Clopidogrel keeps the platelets in your blood from coagulating (clotting) to prevent unwanted blood clots that can occur with certain heart or blood vessel conditions.
Clopidogrel is used to prevent blood clots after a recent heart attack or stroke, and in people with certain disorders of the heart or blood vessels.
Clopidogrel may also be used for other purposes not listed in this medication guide.
What is the most important information I should know about clopidogrel?
Clopidogrel keeps your blood from coagulating (clotting) to prevent unwanted blood clots that can occur with certain heart or blood vessel conditions. Because of this drug action, clopidogrel can make it easier for you to bleed, even from a minor injury. Contact your doctor or seek emergency medical attention if you have bleeding that will not stop.
You may also have bleeding on the inside of your body, such as in your stomach or intestines. Call your doctor at once if you have black or bloody stools, or if you cough up blood or vomit that looks like coffee grounds. These could be signs of bleeding in your digestive tract.
Avoid drinking alcohol. It may increase your risk of bleeding in your stomach or intestines.
If you need surgery or dental work, tell the surgeon or dentist ahead of time that you are using clopidogrel. You may need to stop using the medicine for at least 5 days before having surgery, to prevent excessive bleeding. Follow your doctor's instructions and start taking clopidogrel again as soon as possible.
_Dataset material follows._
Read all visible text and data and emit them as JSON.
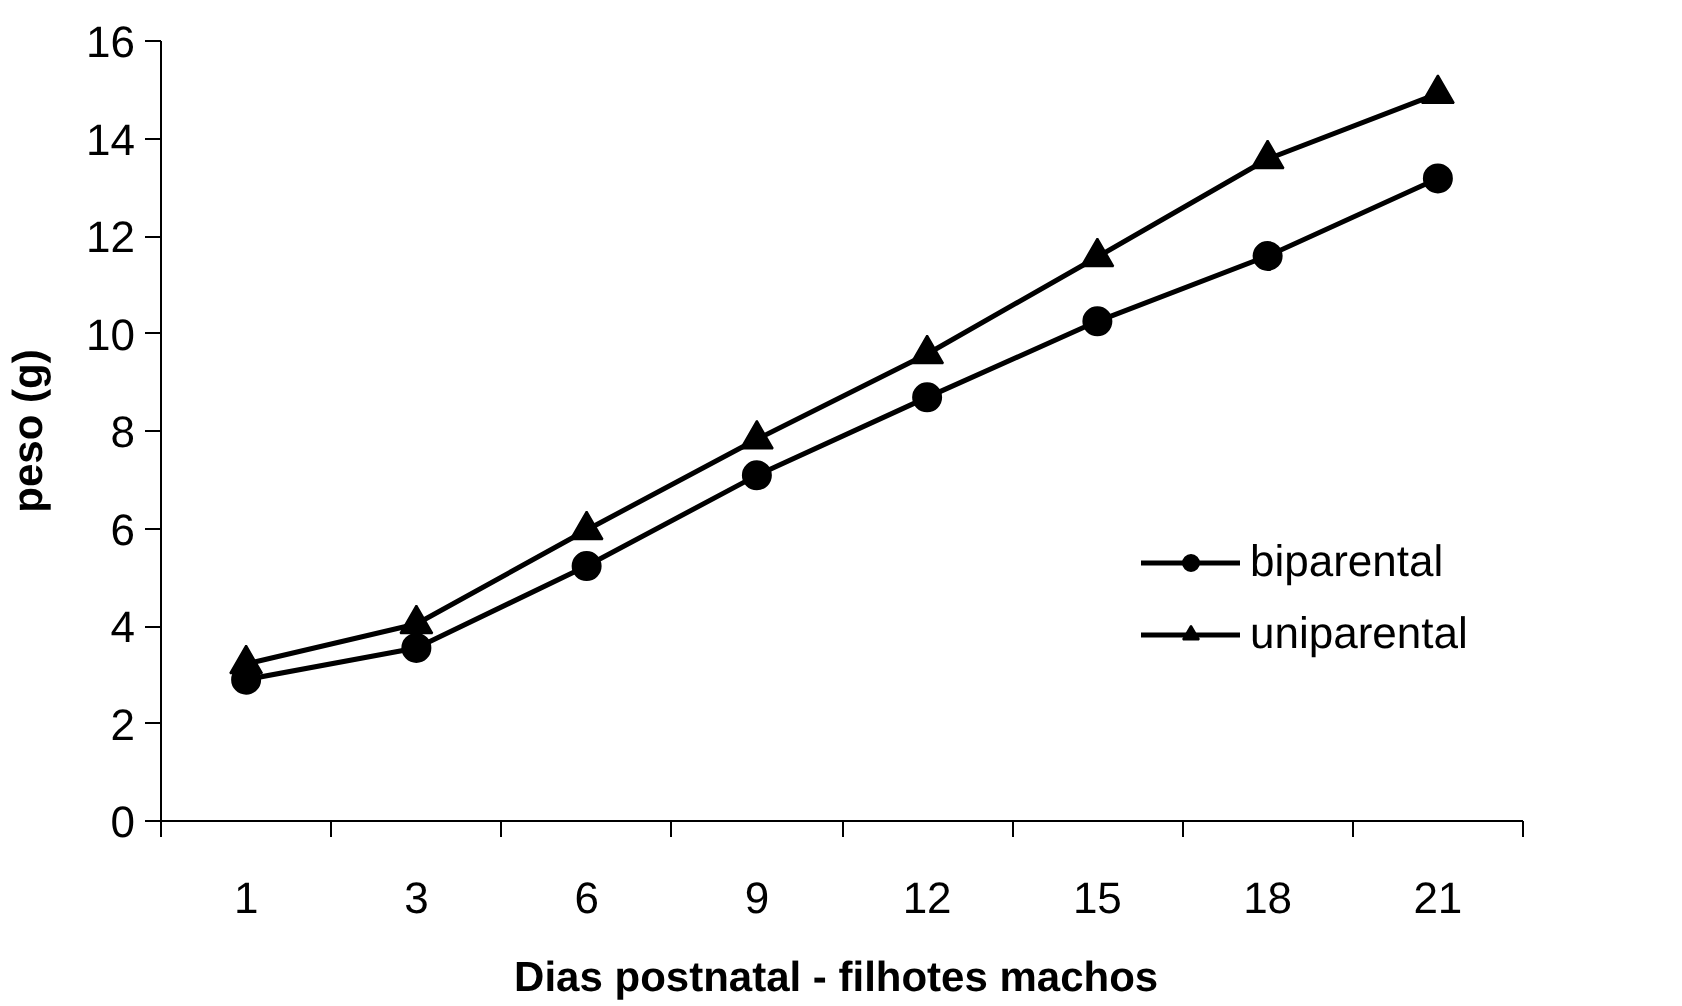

While you are taking clopidogrel, do not take aspirin or other NSAIDs (non-steroidal anti-inflammatory drugs) without your doctor's advice. NSAIDs include ibuprofen (Advil, Motrin), naproxen (Aleve, Naprosyn, Naprelan, Treximet), celecoxib (Celebrex), diclofenac (Cataflam, Voltaren), indomethacin (Indocin), meloxicam (Mobic), and others.
Tell your doctor about all other medicines you use to prevent blood clots.
What should I discuss with my healthcare provider before taking clopidogrel?
Do not use this medication if you are allergic to clopidogrel, or if you have any active bleeding such as a stomach ulcer or bleeding in the brain (such as from a head injury).
If you have any of these other conditions, you may need a dose adjustment or special tests:
a bleeding or blood clotting disorder, such as TTP (thrombocytopenic purpura) or hemophilia;
a history of stroke, including TIA ("mini-stroke");
a stomach ulcer or ulcerative colitis; or
FDA pregnancy category B. This medication is not expected to be harmful to an unborn baby. Tell your doctor if you are pregnant or plan to become pregnant during treatment.
It is not known whether clopidogrel passes into breast milk or if it could harm a nursing baby. You should not breast-feed while you are taking clopidogrel.